Journal of Control Science and Engineering (Jan 2022)

An Improved Directed Crossover Genetic Algorithm Based on Multilayer Mutation

  • Feng Xie,
  • Quansheng Sun,
  • Yinfeng Zhao,
  • Haibo Du

DOI
https://doi.org/10.1155/2022/4398952
Journal volume & issue
Vol. 2022

Abstract

Read online

In order to solve the shortcomings of traditional genetic algorithms in image matching in terms of computational speed and matching accuracy, this paper proposes a directed crossover genetic matching algorithm (DCGA) based on multilayer variation. The algorithm differs from the traditional genetic algorithm (GA) in which the crossover strategy is improved and a multilayer adaptive variation operator is introduced.
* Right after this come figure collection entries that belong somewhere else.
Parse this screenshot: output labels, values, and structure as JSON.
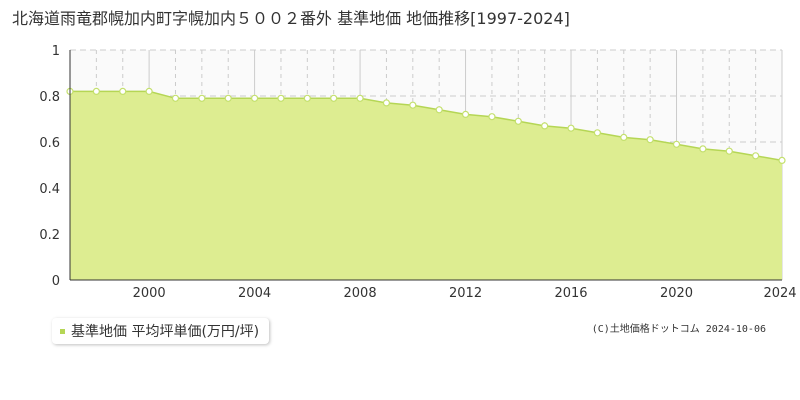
{
  "title": "北海道雨竜郡幌加内町字幌加内５００２番外 基準地価 地価推移[1997-2024]",
  "legend": {
    "label": "基準地価 平均坪単価(万円/坪)"
  },
  "copyright": "(C)土地価格ドットコム 2024-10-06",
  "colors": {
    "fill": "#dded91",
    "line": "#b5d655",
    "grid": "#cccccc",
    "axis": "#333333",
    "marker": "#c4e06e",
    "plot_bg": "#fafafa"
  },
  "chart_data": {
    "type": "area",
    "title": "北海道雨竜郡幌加内町字幌加内５００２番外 基準地価 地価推移[1997-2024]",
    "xlim": [
      1997,
      2024
    ],
    "ylim": [
      0,
      1
    ],
    "x_ticks": [
      2000,
      2004,
      2008,
      2012,
      2016,
      2020,
      2024
    ],
    "y_ticks": [
      0,
      0.2,
      0.4,
      0.6,
      0.8,
      1
    ],
    "y_tick_labels": [
      "0",
      "0.2",
      "0.4",
      "0.6",
      "0.8",
      "1"
    ],
    "grid": true,
    "legend_position": "bottom-left",
    "series": [
      {
        "name": "基準地価 平均坪単価(万円/坪)",
        "x": [
          1997,
          1998,
          1999,
          2000,
          2001,
          2002,
          2003,
          2004,
          2005,
          2006,
          2007,
          2008,
          2009,
          2010,
          2011,
          2012,
          2013,
          2014,
          2015,
          2016,
          2017,
          2018,
          2019,
          2020,
          2021,
          2022,
          2023,
          2024
        ],
        "values": [
          0.82,
          0.82,
          0.82,
          0.82,
          0.79,
          0.79,
          0.79,
          0.79,
          0.79,
          0.79,
          0.79,
          0.79,
          0.77,
          0.76,
          0.74,
          0.72,
          0.71,
          0.69,
          0.67,
          0.66,
          0.64,
          0.62,
          0.61,
          0.59,
          0.57,
          0.56,
          0.54,
          0.52
        ]
      }
    ]
  }
}
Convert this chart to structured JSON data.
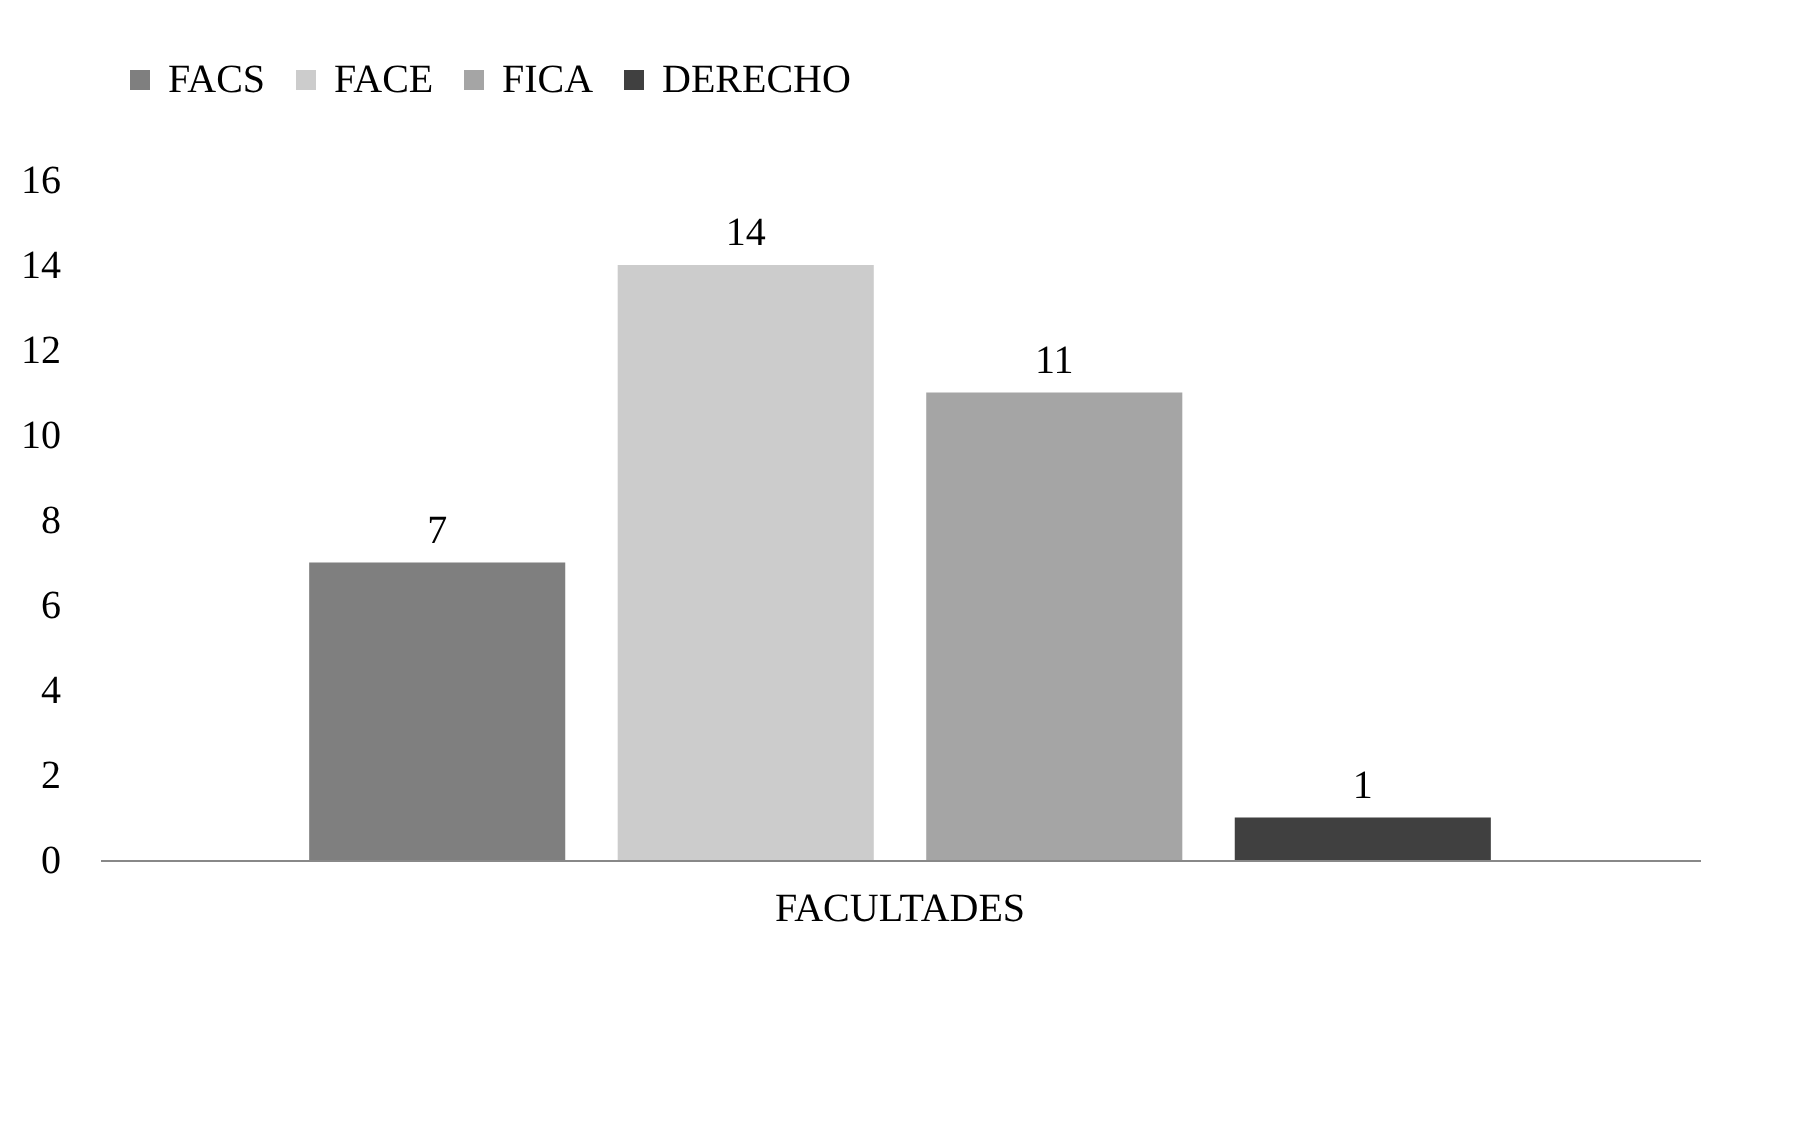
{
  "chart_data": {
    "type": "bar",
    "categories": [
      "FACULTADES"
    ],
    "series": [
      {
        "name": "FACS",
        "color": "#7f7f7f",
        "values": [
          7
        ]
      },
      {
        "name": "FACE",
        "color": "#cccccc",
        "values": [
          14
        ]
      },
      {
        "name": "FICA",
        "color": "#a5a5a5",
        "values": [
          11
        ]
      },
      {
        "name": "DERECHO",
        "color": "#404040",
        "values": [
          1
        ]
      }
    ],
    "ylim": [
      0,
      16
    ],
    "yticks": [
      0,
      2,
      4,
      6,
      8,
      10,
      12,
      14,
      16
    ],
    "data_labels": true,
    "legend": "top",
    "grid": false
  }
}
The crossover operation selects a certain proportion of spherical individuals from each generation as the evolutionary target, and the rest of the individuals evolve towards it in each dimension; the variation operation stratifies the population and adopts different adaptive variation methods for different layers. Avoiding the shortcomings of traditional genetic algorithms that tend to fall into local extremes, thus alleviating premature convergence, improves the search performance of the algorithm. The algorithm proposed in this paper is compared with the commonly used genetic algorithm by testing the effect of the function and tested practically in template matching. The experimental results show that the improved genetic algorithm has better convergence speed and search accuracy.